As February comes to a close, people are shedding their winter coats and putting on their flip-flops. With most days having temperatures in the sixties and above, students all over North Carolina are giving up on more snow day and preparing for warmer days and spring break.
This winter was the third warmest on record for Raleigh, with an average monthly temperature of 53.32 degrees. With the state average being around 50 degrees, according to the State Climate Office of North Carolina, Raleigh is above the norm.
As the topic of climate change becomes more prevalent in the media, the thought that this warm weather may be a sign of global warming becomes more and more tangible.
Scott Stephens, from the NOAA National Centers for Environmental Information (NCEI) said, via email, “A seasonal or monthly record such as this cannot be directly attributed to climate change, especially since we are talking about a very specific location.
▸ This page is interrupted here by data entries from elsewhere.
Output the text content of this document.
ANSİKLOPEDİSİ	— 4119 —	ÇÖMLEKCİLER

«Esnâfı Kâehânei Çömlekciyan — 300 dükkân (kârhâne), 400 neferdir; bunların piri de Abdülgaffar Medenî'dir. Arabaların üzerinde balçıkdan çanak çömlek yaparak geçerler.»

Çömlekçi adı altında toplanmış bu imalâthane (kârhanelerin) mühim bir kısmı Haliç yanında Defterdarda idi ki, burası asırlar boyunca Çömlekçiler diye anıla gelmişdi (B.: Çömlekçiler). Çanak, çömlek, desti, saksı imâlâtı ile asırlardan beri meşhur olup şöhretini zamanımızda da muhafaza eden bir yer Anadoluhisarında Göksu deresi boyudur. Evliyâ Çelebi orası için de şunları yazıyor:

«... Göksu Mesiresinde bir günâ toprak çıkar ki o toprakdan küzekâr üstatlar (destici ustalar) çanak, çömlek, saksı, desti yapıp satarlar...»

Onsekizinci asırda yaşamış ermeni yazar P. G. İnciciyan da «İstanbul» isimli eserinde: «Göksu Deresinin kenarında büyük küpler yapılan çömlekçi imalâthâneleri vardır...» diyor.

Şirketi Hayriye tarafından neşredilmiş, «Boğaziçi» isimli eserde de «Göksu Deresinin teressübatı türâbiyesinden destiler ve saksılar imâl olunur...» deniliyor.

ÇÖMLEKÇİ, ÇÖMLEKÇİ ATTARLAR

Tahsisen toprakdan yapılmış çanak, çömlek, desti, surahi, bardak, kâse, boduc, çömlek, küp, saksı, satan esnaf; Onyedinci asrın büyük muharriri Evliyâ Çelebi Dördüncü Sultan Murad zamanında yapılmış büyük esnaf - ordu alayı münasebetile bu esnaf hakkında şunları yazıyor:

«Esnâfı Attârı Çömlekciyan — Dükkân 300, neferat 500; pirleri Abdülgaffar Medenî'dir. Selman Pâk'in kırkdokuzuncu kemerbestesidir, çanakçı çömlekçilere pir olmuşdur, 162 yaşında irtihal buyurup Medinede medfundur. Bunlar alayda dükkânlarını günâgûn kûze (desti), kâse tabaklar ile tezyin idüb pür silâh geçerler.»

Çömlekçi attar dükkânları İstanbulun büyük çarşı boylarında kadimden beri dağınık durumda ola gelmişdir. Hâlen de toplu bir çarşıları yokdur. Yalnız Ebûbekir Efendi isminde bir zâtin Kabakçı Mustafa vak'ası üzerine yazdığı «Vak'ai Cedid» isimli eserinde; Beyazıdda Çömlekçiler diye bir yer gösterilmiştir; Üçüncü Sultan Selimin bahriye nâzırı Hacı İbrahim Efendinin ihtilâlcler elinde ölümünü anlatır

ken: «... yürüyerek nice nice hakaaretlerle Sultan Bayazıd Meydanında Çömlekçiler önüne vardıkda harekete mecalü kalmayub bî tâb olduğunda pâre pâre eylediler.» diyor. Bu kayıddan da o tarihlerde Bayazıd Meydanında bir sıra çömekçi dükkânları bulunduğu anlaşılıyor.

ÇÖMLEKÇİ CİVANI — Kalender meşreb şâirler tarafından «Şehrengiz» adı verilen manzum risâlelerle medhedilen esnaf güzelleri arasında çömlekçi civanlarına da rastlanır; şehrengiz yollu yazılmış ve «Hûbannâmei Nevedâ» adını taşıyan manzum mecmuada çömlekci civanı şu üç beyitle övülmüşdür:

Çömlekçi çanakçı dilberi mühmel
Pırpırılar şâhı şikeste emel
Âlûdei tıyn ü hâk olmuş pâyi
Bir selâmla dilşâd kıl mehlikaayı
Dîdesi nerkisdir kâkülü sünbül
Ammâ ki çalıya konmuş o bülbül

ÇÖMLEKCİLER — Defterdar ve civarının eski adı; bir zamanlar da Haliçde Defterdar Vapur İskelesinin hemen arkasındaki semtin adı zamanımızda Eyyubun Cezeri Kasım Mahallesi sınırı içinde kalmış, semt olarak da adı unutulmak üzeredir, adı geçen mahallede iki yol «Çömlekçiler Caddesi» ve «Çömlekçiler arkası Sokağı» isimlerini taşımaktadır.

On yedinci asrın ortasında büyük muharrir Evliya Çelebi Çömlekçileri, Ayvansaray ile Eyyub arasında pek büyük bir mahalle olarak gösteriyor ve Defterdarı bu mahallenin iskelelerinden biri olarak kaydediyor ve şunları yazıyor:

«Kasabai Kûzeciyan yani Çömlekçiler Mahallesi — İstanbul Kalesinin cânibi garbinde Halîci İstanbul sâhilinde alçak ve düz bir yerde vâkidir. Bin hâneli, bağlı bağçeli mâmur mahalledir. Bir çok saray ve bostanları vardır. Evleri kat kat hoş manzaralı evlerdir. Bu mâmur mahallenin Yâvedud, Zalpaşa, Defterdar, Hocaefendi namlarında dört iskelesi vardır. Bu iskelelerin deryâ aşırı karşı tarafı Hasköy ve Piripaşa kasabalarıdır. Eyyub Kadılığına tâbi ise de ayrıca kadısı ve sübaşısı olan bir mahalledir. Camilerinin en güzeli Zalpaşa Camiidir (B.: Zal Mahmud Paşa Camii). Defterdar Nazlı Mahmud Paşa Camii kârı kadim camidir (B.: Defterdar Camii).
Climate change signals are best identified at the national or global-scale, and so we do monitor national and global temperatures accordingly, in order to capture those kinds of trends. And yes, we are warming.”
“We are coming off a very strong El Niño event that ended last fall, and this has likely contributed to the very warm conditions this winter across North Carolina and much of the eastern part of the United States,” said Stephens.
While these warmer days are enjoyable, it’s important to think about the consequences that they might be having on the environment. As the temperature increases and climate change becomes a more universal topic, we need to make a change in how we deal with pollution and greenhouse gases.